Avleen KaurSr. Executive Training

Updated on Aug 22, 2024 16:13 IST

It is important to attempt IELTS passages on "tourism" as it improves critical thinking and comprehension. The text explores how manufactured experiences and business interests have shaped modern tourism, with visitors preferring staged attractions to real-life local interactions. Working with these passages helps you improve your overall reading and analytical skills, which are crucial for the IELTS exam.

IELTS Reading Tourism Reading Answers The passage below "Tourism" is inspired from Cambridge Book 10, Test 3. You should spend about 20 minutes on Questions 1-13, which are based on the reading passage below.

Tourism

A - Justifying the study of tourism

Tourism, holidaymaking and travel are these days more significant social phenomena than most commentators have considered. On the face of it there could not be a more trivial subject for a book. And indeed since social scientists have had considerable difficulty explaining weightier topics, such as work or politics, it might be thought that they would have great difficulties in accounting for more trivial phenomena such as holidaymaking. However, there are interesting parallels with the study of deviance. This involves the investigation of bizarre and idiosyncratic social practices which happen to be defined as deviant in some societies but not necessarily in others. The assumption is that the investigation of deviance can reveal interesting and significant aspects of normal societies. It could be said that a similar analysis can be applied to tourism.

B - The essence of modern tourism

Tourism is a leisure activity which presupposes its opposite, namely regulated and organised work. It is one manifestation of how work and leisure are organised as separate and regulated spheres of social practice in modern societies. Indeed acting as a tourist is one of the defining characteristics of being ‘modern’ and the popular concept of tourism is that it is organised within particular places and occurs for regularised periods of time. Tourist relationships arise from a movement of people to, and their stay in, various destinations. This necessarily involves some movement, that is the journey, and a period of stay in a new place or places. ‘The journey and the stay’ are by definition outside the normal places of residence and work and are of a short term and temporary nature and there is a clear intention to return ‘home’ within a relatively short period of time.

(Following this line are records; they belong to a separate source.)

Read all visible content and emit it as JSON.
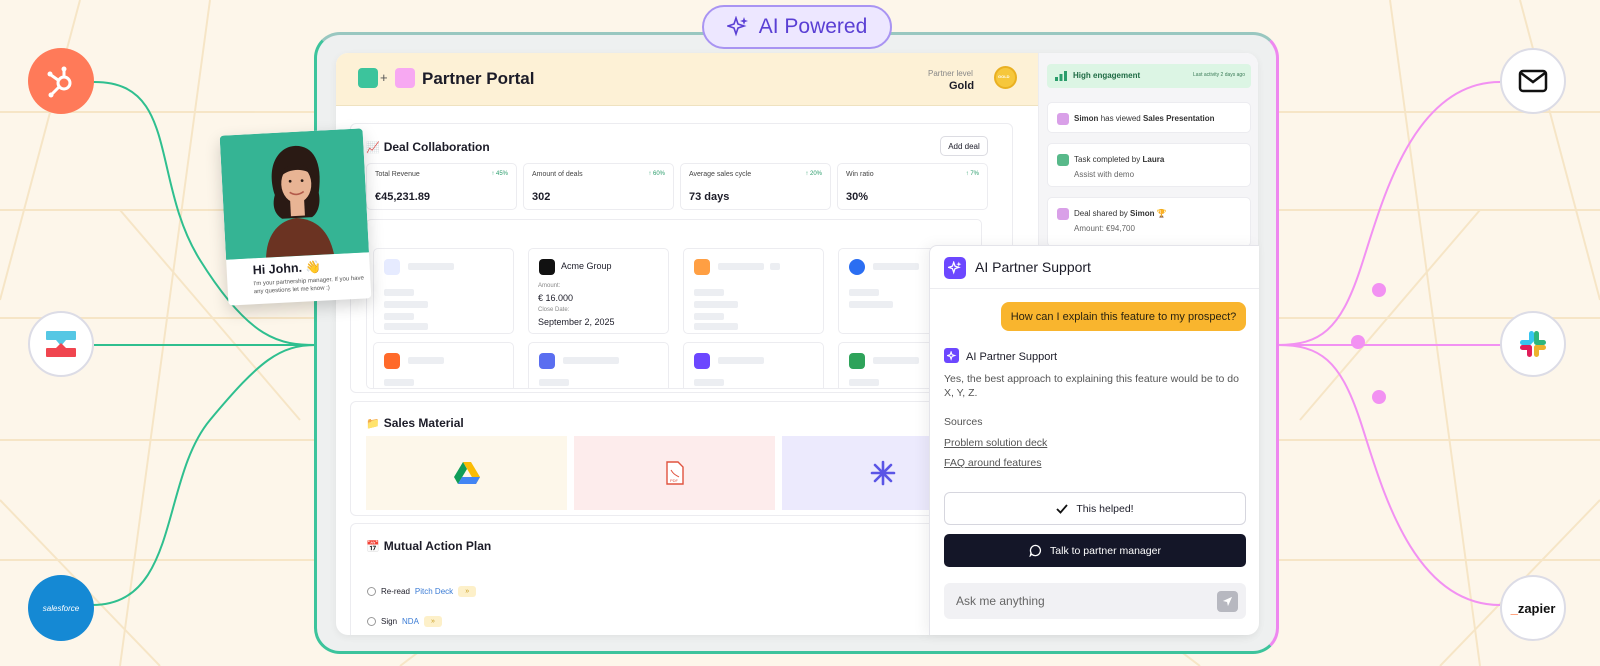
{
  "badge": {
    "label": "AI Powered"
  },
  "integrations": {
    "left": [
      "hubspot-logo",
      "integration-logo",
      "salesforce-logo"
    ],
    "right": [
      "mail-icon",
      "slack-logo",
      "zapier-logo"
    ],
    "salesforce_text": "salesforce",
    "zapier_text": "zapier"
  },
  "portal": {
    "title": "Partner Portal",
    "plus": "+",
    "partner_level_label": "Partner level",
    "partner_level_value": "Gold",
    "medal_text": "GOLD"
  },
  "deals": {
    "title": "Deal Collaboration",
    "add_button": "Add deal",
    "metrics": [
      {
        "label": "Total Revenue",
        "badge": "↑ 45%",
        "value": "€45,231.89"
      },
      {
        "label": "Amount of deals",
        "badge": "↑ 60%",
        "value": "302"
      },
      {
        "label": "Average sales cycle",
        "badge": "↑ 20%",
        "value": "73 days"
      },
      {
        "label": "Win ratio",
        "badge": "↑ 7%",
        "value": "30%"
      }
    ],
    "featured": {
      "company": "Acme Group",
      "amount_label": "Amount:",
      "amount": "€ 16.000",
      "close_label": "Close Date:",
      "close_date": "September 2, 2025"
    }
  },
  "sales_material": {
    "title": "Sales Material",
    "pdf_label": "PDF"
  },
  "mutual_plan": {
    "title": "Mutual Action Plan",
    "items": [
      {
        "prefix": "Re-read",
        "link": "Pitch Deck"
      },
      {
        "prefix": "Sign",
        "link": "NDA"
      }
    ]
  },
  "activity": {
    "engagement": "High engagement",
    "last_activity": "Last activity 2 days ago",
    "items": [
      {
        "name": "Simon",
        "text": "has viewed",
        "target": "Sales Presentation"
      },
      {
        "text": "Task completed by",
        "name": "Laura",
        "sub": "Assist with demo"
      },
      {
        "text": "Deal shared by",
        "name": "Simon",
        "trophy": "🏆",
        "amount": "Amount: €94,700"
      }
    ]
  },
  "chat": {
    "title": "AI Partner Support",
    "user_message": "How can I explain this feature to my prospect?",
    "bot_name": "AI Partner Support",
    "bot_message": "Yes, the best approach to explaining this feature would be to do X, Y, Z.",
    "sources_label": "Sources",
    "sources": [
      "Problem solution deck",
      "FAQ around features"
    ],
    "helped_button": "This helped!",
    "talk_button": "Talk to partner manager",
    "input_placeholder": "Ask me anything"
  },
  "manager_card": {
    "greeting": "Hi John. 👋",
    "message": "I'm your partnership manager. If you have any questions let me know :)"
  },
  "colors": {
    "accent_purple": "#6c47ff",
    "teal": "#3cc49c",
    "pink": "#ee88f0",
    "bubble_orange": "#f9b52e",
    "dark_button": "#141628"
  }
}
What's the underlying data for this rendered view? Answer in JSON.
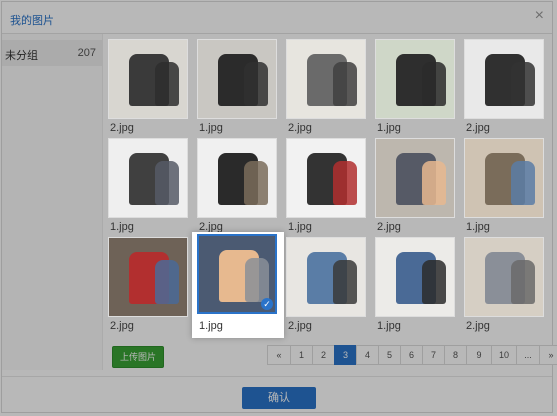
{
  "dialog": {
    "title": "我的图片",
    "close_glyph": "×"
  },
  "sidebar": {
    "groups": [
      {
        "name": "未分组",
        "count": "207"
      }
    ]
  },
  "images": [
    {
      "filename": "2.jpg",
      "selected": false
    },
    {
      "filename": "1.jpg",
      "selected": false
    },
    {
      "filename": "2.jpg",
      "selected": false
    },
    {
      "filename": "1.jpg",
      "selected": false
    },
    {
      "filename": "2.jpg",
      "selected": false
    },
    {
      "filename": "1.jpg",
      "selected": false
    },
    {
      "filename": "2.jpg",
      "selected": false
    },
    {
      "filename": "1.jpg",
      "selected": false
    },
    {
      "filename": "2.jpg",
      "selected": false
    },
    {
      "filename": "1.jpg",
      "selected": false
    },
    {
      "filename": "2.jpg",
      "selected": false
    },
    {
      "filename": "1.jpg",
      "selected": true
    },
    {
      "filename": "2.jpg",
      "selected": false
    },
    {
      "filename": "1.jpg",
      "selected": false
    },
    {
      "filename": "2.jpg",
      "selected": false
    }
  ],
  "upload_button": "上传图片",
  "pagination": {
    "prev": "«",
    "pages": [
      "1",
      "2",
      "3",
      "4",
      "5",
      "6",
      "7",
      "8",
      "9",
      "10"
    ],
    "ellipsis": "...",
    "next": "»",
    "current": "3"
  },
  "confirm_button": "确认",
  "check_glyph": "✓",
  "colors": {
    "accent": "#2a73c9",
    "upload_green": "#3aa335",
    "thumb_backgrounds": [
      "#d8d6d0",
      "#c9c7c2",
      "#e7e5df",
      "#cfd7c8",
      "#e9e9e9",
      "#efefef",
      "#f0f0f0",
      "#f2f2f2",
      "#bdb7ae",
      "#cfc3b3",
      "#6e6257",
      "#4b5a72",
      "#e8e6e2",
      "#ecebe8",
      "#d6cfc4"
    ],
    "garment_colors": [
      "#3a3a3a",
      "#2b2b2b",
      "#6a6a6a",
      "#2e2e2e",
      "#303030",
      "#404040",
      "#2a2a2a",
      "#333333",
      "#565a66",
      "#7a6c5a",
      "#b22f2f",
      "#e7b98f",
      "#5a7da6",
      "#4a6a96",
      "#8a8f98"
    ]
  }
}
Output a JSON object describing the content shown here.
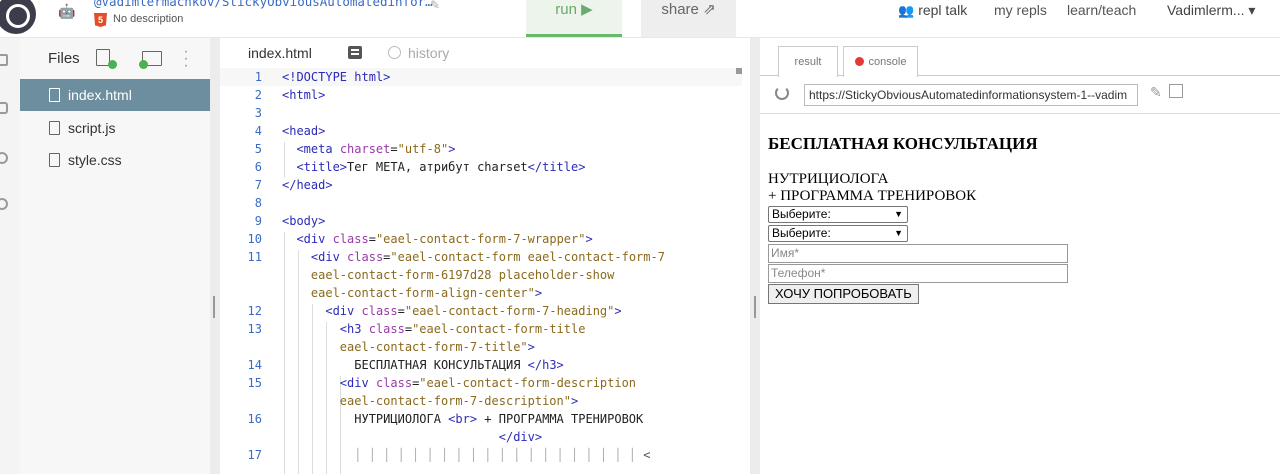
{
  "header": {
    "repl_owner_path": "@Vadimlermachkov/StickyObviousAutomatedinfor…",
    "description": "No description",
    "run_label": "run ▶",
    "share_label": "share",
    "nav": {
      "repl_talk": "repl talk",
      "my_repls": "my repls",
      "learn_teach": "learn/teach",
      "user": "Vadimlerm... ▾"
    }
  },
  "files": {
    "title": "Files",
    "items": [
      {
        "label": "index.html",
        "active": true
      },
      {
        "label": "script.js",
        "active": false
      },
      {
        "label": "style.css",
        "active": false
      }
    ]
  },
  "editor": {
    "tab_label": "index.html",
    "history_label": "history",
    "line_numbers": [
      "1",
      "2",
      "3",
      "4",
      "5",
      "6",
      "7",
      "8",
      "9",
      "10",
      "11",
      "",
      "",
      "12",
      "13",
      "",
      "14",
      "15",
      "",
      "16",
      "",
      "17"
    ]
  },
  "preview": {
    "tabs": [
      "result",
      "console"
    ],
    "url": "https://StickyObviousAutomatedinformationsystem-1--vadim",
    "heading": "БЕСПЛАТНАЯ КОНСУЛЬТАЦИЯ",
    "description_line1": "НУТРИЦИОЛОГА",
    "description_line2": "+ ПРОГРАММА ТРЕНИРОВОК",
    "select1": "Выберите:",
    "select2": "Выберите:",
    "name_placeholder": "Имя*",
    "phone_placeholder": "Телефон*",
    "submit_label": "ХОЧУ ПОПРОБОВАТЬ"
  }
}
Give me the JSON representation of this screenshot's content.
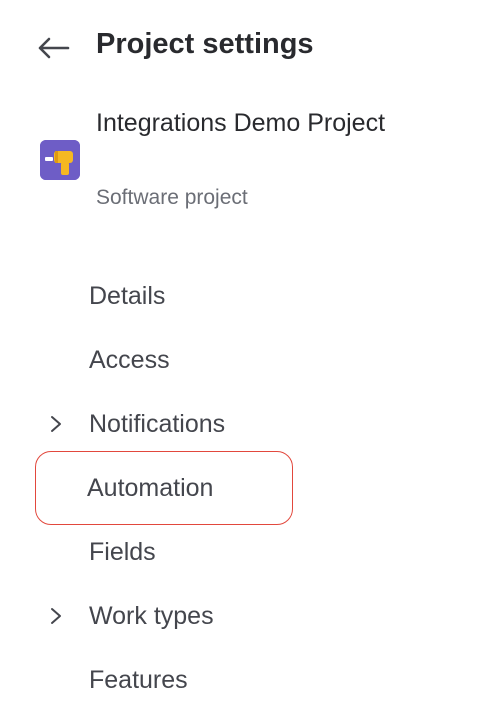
{
  "header": {
    "title": "Project settings",
    "back_icon": "arrow-left-icon"
  },
  "project": {
    "name": "Integrations Demo Project",
    "type": "Software project",
    "avatar_icon": "drill-icon",
    "avatar_color": "#6e5dc6",
    "avatar_accent": "#f5b822"
  },
  "nav": {
    "items": [
      {
        "label": "Details",
        "expandable": false
      },
      {
        "label": "Access",
        "expandable": false
      },
      {
        "label": "Notifications",
        "expandable": true
      },
      {
        "label": "Automation",
        "expandable": false,
        "selected": true
      },
      {
        "label": "Fields",
        "expandable": false
      },
      {
        "label": "Work types",
        "expandable": true
      },
      {
        "label": "Features",
        "expandable": false
      }
    ]
  },
  "colors": {
    "text_primary": "#292a2e",
    "text_secondary": "#6b6e76",
    "highlight_border": "#e2483d"
  }
}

C - Tourism contrasted with travel

A substantial proportion of the population of modern societies engages in such tourist practices new socialised forms of provision have developed in order to cope with the mass character of the gazes of tourists as opposed to the individual character of travel. Places are chosen to be visited and be gazed upon because there is an anticipation especially through daydreaming and fantasy of intense pleasures, either on a different scale or involving different senses from those customarily encountered. Such anticipation is constructed and sustained through a variety of non-tourist practices such as films, TV literature, magazines records and videos which construct and reinforce this daydreaming.

D - Creating an alternative to the everyday experience

Tourists tend to visit features of landscape and townscape which separate them off from everyday experience. Such aspects are viewed because they are taken to be in some sense out of the ordinary. The viewing of these tourist sights often involves different forms of social patterning with a much greater sensitivity to visual elements of landscape or townscape than is normally found in everyday life. People linger over these sights in a way that they would not normally do in their home environment and the vision is objectified or captured through photographs postcards films and so on which enable the memory to be endlessly reproduced and recaptured.

E - The artificiality of modern tourism

One of the earliest dissertations on the subject of tourism is Boorstins analysis of the pseudo event (1964) where he argues that contemporary. Americans cannot experience reality directly but thrive on pseudo events. Isolated from the host environment and the local people the mass tourist travels in guided groups and finds pleasure in inauthentic contrived attractions gullibly enjoying the pseudo events and disregarding the real world outside. Over time the images generated of different tourist sights come to constitute a closed self-perpetuating system of illusions which provide the tourist with the basis for selecting and evaluating potential places to visit. Such visits are made says Boorstin, within the environmental bubble of the familiar American style hotel which insulates the tourist from the strangeness of the host environment.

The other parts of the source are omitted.